The answer to both questions is yes and no. Engineers are much better than nature for certain applications, and they can do things nature can't do (like design rockets to take us into space). But nature is packed full of trillions of intricate designs, from the molecular structure of a virus, to the eye of an eagle, to the elegant symbiosis of a rain-forest. There's a lot of designs to learn from, and also the processes that produce those designs can teach us a great deal. Nature already has nanotechnology in the form of DNA, proteins and cells. Nature has technology that adapts to new situations and environments, self-replicates, builds itself, repairs itself and designs itself. Nature also has some of the most complex designs in the universe - like the human brain or immune system. These are all features that we would love our technology to have, but we can't do any of them. Yet.

- Do you think biomimetics if often the best approach? Or is it only applicable to certain specific areas?

I think you must require some of those capabilities I list above. If you don't want adaptability, self-repair, or a massively complex design that works, then you may find that an engineer is better able to create a cheap and quick solution.

- What do you think the prevalence of biomimetics in the future will be, especially regarding biomimetic machines?

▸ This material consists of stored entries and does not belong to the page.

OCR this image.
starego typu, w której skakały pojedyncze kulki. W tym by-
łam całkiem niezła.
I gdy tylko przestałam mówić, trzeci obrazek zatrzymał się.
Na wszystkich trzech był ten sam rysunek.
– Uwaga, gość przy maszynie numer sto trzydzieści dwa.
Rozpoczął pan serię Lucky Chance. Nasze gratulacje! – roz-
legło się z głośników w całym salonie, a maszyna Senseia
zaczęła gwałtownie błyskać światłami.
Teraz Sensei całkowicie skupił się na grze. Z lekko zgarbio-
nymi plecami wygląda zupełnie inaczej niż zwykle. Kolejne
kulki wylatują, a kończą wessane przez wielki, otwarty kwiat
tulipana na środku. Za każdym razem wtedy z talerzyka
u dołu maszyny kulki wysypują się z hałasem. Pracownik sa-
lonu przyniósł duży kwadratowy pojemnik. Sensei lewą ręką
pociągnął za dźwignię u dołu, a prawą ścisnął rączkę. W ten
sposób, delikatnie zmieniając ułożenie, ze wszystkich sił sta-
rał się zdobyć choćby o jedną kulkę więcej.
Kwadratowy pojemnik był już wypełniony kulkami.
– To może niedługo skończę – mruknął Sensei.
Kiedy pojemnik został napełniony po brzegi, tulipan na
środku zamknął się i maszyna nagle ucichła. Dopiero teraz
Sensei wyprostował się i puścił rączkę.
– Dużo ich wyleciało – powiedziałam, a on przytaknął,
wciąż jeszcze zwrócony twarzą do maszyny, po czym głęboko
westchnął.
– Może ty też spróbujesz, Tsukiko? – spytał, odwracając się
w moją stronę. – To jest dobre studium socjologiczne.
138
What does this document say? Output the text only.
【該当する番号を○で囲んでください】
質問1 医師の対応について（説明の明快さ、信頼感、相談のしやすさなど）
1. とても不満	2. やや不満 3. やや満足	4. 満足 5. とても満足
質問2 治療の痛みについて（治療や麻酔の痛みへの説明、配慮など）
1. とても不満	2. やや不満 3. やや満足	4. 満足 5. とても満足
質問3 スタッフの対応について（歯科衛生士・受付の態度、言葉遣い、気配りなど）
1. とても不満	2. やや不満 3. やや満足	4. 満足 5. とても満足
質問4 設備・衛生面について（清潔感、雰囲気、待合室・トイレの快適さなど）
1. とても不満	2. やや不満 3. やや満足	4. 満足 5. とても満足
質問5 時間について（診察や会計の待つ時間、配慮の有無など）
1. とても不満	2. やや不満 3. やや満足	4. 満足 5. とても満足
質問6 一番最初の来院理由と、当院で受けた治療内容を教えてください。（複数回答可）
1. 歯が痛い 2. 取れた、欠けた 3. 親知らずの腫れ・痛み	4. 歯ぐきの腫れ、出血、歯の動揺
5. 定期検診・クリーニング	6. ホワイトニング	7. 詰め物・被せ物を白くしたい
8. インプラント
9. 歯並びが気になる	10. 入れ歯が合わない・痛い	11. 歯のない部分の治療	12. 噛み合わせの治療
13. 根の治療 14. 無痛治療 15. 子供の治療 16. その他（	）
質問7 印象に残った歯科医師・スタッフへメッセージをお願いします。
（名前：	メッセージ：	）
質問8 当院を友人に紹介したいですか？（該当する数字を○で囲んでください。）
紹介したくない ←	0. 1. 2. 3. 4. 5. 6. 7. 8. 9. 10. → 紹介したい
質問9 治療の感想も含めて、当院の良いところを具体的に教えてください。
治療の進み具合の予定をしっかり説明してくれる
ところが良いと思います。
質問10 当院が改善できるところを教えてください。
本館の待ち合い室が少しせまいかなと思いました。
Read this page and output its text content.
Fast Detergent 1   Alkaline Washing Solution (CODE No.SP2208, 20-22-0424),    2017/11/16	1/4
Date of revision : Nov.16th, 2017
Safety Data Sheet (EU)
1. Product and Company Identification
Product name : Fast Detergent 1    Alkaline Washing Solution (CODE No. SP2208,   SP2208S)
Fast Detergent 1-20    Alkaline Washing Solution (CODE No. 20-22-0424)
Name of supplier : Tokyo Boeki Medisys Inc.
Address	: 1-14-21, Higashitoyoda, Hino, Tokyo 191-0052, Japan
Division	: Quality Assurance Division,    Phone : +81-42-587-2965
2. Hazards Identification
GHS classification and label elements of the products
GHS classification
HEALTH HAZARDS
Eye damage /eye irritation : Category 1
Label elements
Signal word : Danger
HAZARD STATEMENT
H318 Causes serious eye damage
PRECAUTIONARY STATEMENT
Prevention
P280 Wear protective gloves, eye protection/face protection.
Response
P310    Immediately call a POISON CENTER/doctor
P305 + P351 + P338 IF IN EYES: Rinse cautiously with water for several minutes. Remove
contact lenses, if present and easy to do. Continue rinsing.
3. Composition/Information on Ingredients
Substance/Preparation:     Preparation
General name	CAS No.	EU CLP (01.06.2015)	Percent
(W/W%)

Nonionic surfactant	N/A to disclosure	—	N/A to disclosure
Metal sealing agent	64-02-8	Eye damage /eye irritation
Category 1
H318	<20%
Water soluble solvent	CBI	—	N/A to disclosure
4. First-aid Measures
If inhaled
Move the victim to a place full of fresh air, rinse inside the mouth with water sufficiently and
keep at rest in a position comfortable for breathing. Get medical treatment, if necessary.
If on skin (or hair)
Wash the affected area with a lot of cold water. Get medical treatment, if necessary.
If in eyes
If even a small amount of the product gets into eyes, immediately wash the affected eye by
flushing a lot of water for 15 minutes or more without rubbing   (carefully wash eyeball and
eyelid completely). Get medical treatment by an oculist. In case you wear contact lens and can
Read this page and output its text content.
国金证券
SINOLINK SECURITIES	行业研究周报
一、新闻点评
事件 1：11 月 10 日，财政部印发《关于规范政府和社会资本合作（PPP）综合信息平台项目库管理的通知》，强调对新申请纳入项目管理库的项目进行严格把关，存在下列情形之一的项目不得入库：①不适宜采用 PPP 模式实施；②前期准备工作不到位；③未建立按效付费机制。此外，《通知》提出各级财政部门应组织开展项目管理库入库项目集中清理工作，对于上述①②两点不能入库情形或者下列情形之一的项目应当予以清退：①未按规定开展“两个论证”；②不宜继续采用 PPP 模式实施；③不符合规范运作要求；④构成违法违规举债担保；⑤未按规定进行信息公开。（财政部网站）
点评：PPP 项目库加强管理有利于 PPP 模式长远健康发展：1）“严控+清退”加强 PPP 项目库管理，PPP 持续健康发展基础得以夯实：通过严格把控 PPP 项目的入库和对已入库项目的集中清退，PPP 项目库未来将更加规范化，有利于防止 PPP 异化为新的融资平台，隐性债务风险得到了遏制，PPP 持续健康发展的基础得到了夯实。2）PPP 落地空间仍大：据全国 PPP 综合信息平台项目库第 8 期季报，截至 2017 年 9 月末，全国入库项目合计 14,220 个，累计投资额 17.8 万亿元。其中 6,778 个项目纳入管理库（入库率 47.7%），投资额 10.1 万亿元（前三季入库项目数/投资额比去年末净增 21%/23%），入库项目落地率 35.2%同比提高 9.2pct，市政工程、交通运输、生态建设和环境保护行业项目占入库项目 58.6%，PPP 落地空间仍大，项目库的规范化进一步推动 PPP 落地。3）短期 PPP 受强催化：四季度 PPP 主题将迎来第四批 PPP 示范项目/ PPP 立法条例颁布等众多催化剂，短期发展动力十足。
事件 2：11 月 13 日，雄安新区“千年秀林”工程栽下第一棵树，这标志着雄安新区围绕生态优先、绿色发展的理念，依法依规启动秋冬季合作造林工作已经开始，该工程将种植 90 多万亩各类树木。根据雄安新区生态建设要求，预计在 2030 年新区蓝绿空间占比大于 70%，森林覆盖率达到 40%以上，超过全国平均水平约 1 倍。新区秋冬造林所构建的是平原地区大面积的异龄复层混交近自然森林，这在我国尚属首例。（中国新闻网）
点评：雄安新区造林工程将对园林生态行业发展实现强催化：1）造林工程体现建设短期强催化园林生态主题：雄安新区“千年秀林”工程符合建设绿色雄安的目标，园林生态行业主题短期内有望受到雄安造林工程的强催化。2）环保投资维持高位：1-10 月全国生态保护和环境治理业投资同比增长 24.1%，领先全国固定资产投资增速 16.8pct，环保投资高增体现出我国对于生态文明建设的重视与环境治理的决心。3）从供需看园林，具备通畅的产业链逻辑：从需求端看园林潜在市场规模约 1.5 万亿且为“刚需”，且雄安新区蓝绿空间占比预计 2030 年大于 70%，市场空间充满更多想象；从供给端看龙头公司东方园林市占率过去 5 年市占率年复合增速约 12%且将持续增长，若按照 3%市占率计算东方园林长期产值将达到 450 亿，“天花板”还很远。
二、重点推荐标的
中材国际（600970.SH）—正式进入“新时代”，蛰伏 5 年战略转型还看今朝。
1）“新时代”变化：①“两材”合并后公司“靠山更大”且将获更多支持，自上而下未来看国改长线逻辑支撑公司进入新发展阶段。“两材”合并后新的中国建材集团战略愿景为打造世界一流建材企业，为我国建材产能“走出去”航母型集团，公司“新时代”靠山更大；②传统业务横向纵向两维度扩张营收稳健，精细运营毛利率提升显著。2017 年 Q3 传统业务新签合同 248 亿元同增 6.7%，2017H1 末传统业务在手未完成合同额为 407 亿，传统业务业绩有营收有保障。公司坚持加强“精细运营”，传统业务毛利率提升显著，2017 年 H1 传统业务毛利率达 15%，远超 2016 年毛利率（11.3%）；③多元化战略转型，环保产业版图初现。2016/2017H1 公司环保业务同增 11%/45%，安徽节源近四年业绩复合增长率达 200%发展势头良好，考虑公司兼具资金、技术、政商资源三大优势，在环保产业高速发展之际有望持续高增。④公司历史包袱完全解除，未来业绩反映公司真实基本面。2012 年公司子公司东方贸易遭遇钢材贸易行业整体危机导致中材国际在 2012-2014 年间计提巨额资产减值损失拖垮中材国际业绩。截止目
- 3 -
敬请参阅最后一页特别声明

I think the two areas that are most important are: (1) applications where complexity needs to be managed better, and (2) applications where coping with the unexpected is important. An example of the first area is ubiquitous computing - in a few years we will have computers in *everything* and they'll all be talking to each other. If we don't learn how to do this, then when you walk into a new building you may find your glasses crash, your phone malfunctions and the elevators stop working for you - all the computers shouting at each other will cause chaos around you. Adding security to such systems will also be very important. An example of the second area is any safety-critical system, from air-traffic control to car engine management. Obviously we'd prefer these systems to adapt and cope with unexpected situations such as damage or unforeseen environmental conditions. A classic example of both areas combined is autonomous robotics - if you send a robot to Mars, you ideally want a complex system capable of coping in new environments. Once these kinds of systems are perfected, we might one day see consumer electronics with similar capabilities - televisions that repair themselves. But that won't be for a while (especially since people make money from repairing or replacing TVs).